BEKERJA DAN BERBAKTI UNTUK KEMAJUAN KTI

Menuju NTB Rendah Emisi

NTB Hijau merupakan salah satu program pembangunan Pemerintah Daerah Nusa Tenggara Barat (NTB)  yang tertuang dalam Program Kerja Gubernur. Program tersebut merupakan salah satu bentuk komitmen Pemerintah NTB dalam menyelamatkan lingkungan dan konservasi hutan yang dilakukan mulai dari bagian hulu hingga hilir. Tidak hanya itu, Program NTB Hijau juga merupakan perwujudan dari Peraturan Gubernur (Pergub) No.51 tahun 2012 tentang Rencana Aksi Daerah Penurunan Emisi Gas Rumah Kaca.

Bak gayung bersambut, kehadiran Blue Carbon Consortium (BCC) di NTB melalui Proyek Pengelolaan Pengetahuan Tata Kelola Sumberdaya Pesisir Rendah Emisi mendapatkan sambutan baik dari Pemerintah Daerah Provinsi NTB. BCC diharapkan mampu menjadi mitra dalam mewujudkan cita-cita NTB menuju daerah yang rendah emisi. Proyek yang dilaksanakan oleh BCC mendapatkan dukungan dana dari Milenium Challenge Account yang merupakan kerjasama Indonesia dengan Amerika Serikat.

Untuk itu pada tanggal 17-18 November 2015 bertempat di Hotel Santika, Mataram, BCC melaksanakan lokakarya awal dengan tema “Proyek Pengelolaan Pengetahuan Tata Kelola Sumberdaya Pesisir Rendah Emisi”.  Lokakarya ini dihadiri oleh perwakilan SKPD terkait baik di provinsi maupun di kabupaten lokasi proyek MCA Indonesia (Kab. Lombok Utara, Lombok Tengah dan Lombok Timur). Peserta lokakarya yang hadir diantaranya dari perwakilan Bappeda, Dinas Kelautan dan Perikanan, Badan Lingkungan Hidup Daerah, Dinas Kehutanan, serta BPMD. 

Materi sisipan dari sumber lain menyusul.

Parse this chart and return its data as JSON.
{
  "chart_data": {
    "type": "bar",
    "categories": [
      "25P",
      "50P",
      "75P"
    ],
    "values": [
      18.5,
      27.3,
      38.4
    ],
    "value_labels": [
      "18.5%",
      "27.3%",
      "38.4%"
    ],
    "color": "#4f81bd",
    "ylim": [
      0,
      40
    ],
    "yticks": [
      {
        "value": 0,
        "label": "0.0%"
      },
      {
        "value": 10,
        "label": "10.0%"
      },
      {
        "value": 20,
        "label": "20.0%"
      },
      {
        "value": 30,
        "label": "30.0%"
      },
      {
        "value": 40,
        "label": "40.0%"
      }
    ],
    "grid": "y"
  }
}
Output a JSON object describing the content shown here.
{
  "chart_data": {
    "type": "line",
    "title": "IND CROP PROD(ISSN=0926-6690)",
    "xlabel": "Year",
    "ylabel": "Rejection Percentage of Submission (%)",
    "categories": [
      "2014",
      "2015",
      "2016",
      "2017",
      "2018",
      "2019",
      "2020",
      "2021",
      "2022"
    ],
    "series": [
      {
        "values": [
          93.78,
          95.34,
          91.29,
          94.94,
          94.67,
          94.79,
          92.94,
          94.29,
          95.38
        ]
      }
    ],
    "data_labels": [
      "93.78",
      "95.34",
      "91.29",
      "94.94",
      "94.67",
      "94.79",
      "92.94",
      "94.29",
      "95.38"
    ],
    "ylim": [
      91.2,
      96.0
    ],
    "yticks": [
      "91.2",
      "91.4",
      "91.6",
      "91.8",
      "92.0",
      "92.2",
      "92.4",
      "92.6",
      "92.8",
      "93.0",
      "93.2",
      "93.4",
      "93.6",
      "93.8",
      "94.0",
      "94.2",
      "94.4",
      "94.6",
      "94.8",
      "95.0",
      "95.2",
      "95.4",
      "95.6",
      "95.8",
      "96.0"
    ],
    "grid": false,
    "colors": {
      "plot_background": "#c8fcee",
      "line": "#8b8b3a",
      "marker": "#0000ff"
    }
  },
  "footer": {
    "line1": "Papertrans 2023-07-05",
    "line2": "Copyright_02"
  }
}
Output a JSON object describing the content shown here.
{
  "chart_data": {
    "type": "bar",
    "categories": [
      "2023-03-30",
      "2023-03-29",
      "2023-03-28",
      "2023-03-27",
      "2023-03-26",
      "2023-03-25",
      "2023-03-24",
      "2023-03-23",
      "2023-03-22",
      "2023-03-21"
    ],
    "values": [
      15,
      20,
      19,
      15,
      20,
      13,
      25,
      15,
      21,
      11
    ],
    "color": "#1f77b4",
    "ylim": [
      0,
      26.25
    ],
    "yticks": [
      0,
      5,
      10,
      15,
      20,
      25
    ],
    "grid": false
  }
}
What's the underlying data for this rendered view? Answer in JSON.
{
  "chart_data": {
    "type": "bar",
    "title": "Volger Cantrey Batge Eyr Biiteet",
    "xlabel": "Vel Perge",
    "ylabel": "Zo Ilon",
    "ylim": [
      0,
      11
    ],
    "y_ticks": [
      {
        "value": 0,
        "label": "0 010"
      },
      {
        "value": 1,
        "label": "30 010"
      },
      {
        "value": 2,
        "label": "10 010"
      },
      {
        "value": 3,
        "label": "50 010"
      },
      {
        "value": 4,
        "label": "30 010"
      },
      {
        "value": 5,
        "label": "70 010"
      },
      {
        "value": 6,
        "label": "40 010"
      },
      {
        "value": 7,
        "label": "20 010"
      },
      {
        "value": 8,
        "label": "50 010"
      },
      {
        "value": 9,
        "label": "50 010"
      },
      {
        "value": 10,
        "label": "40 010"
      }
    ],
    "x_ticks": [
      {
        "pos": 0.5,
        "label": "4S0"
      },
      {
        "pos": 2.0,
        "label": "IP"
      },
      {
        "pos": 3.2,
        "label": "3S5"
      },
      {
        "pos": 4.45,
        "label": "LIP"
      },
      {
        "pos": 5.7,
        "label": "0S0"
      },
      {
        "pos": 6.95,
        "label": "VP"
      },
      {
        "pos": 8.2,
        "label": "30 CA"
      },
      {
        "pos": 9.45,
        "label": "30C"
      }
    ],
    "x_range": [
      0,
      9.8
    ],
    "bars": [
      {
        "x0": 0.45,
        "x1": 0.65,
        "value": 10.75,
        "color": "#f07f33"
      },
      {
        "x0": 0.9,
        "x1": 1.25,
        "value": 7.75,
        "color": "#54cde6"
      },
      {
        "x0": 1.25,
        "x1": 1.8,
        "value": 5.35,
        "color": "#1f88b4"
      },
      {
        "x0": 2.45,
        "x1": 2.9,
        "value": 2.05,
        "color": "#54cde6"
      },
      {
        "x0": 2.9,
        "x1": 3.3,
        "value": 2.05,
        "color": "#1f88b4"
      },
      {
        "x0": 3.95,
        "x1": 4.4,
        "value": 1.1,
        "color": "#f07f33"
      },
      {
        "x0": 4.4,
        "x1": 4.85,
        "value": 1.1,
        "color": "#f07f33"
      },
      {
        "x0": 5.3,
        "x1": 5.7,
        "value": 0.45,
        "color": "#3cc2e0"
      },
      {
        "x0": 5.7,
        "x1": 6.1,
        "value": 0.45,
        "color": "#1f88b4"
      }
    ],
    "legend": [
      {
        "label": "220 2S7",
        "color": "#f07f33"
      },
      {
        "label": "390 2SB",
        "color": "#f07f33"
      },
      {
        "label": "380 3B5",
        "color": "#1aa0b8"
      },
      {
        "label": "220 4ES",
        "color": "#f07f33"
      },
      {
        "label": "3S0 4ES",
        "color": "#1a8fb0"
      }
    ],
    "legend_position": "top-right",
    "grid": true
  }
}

Dalam melaksanakan proyek ini ada beberapa keluaran yang diharapkan bisa dicapai. Menurut Prianto Wibowo sebagai Manajer Proyek, data spasial dan non spasial untuk pengembangan Kajian Lingkungan Hidup Strategis sangat penting untuk dikumpulkan dan dikelola. Sehingga pengetahuan tersebut dapat dijadikan referensi untuk Strategi Pembangunan Rendah Emisi (KLHS-SPRE). Dalam hal ini, perencanaan dan praktek pembangunan wilayah pesisir idealnya dapat diakses dalam fasilitas pengelolaan pengetahuan.

Selanjutnya, rencana kerja Forum Multi Stakeholder yang sudah disepakati, dipakai untuk memfasilitasi pertukaran pengetahuan pembangunan dan praktik-praktik rendah emisi di wilayah pesisir. Untuk mendukung hal ini, diperlukan KLHS-SPRE berbasis pulau untuk perencanaan pembangunan wilayah pesisir di kabupaten-kabupaten percontohan. Sehingga dari rekomendasi KLHS-SPRE digunakan untuk perencanaan Tata Ruang/Pembangunan desa pesisir yang terpilih.

Keluaran selanjutnya adalah kegiatan yang mendemonstrasikan praktik-praktik rendah emisi dalam menggunakan dan mengelola sumebrdaya pesisir di desa terpilih. Diharapkan juga ada modul-modul training dan materi IEC mengenai pengetahuan hijau (Informasi, Edukasi dan Komunikasi) yang dibuat untuk mempromosikan perencanaan dan praktek pembangunan rendah emisi di wilayah pesisir. Hal ini didukung oleh kampanye peningkatan pengetahuan mengenai pembangunan rendah emisi di level provinsi dan kabupaten.

Dengan kondisi yang ideal, diharapkan aparat pemerintah lokal dan Forum Multi Stakeholder (Provinsi dan Kabupaten) meningkat dalam pengetahuannya untuk mengembangkan rencana pembangunan wilayah pesisir rendah emisi. Dan terakhir adalah terciptanya aparat desa/kelompok masyarakat yang memiliki peningkatan dalam pengetahuan hijau, mampu mengintegrasikan SPRE ke dalam RPJMDes dan mampu melakukannya dalam praktik-praktik pengelolaan sumberdaya pesisisr rendah emisi dan perikanan yang berkelanjutan.

Kehadiran BCC disambut baik dan sejalan dengan program Pemerintah Daerah. Namun dalam pelaksanaannya tetap harus dilakukan penyelerasan dengan seluruh pemangku kepentingan yang terlibat.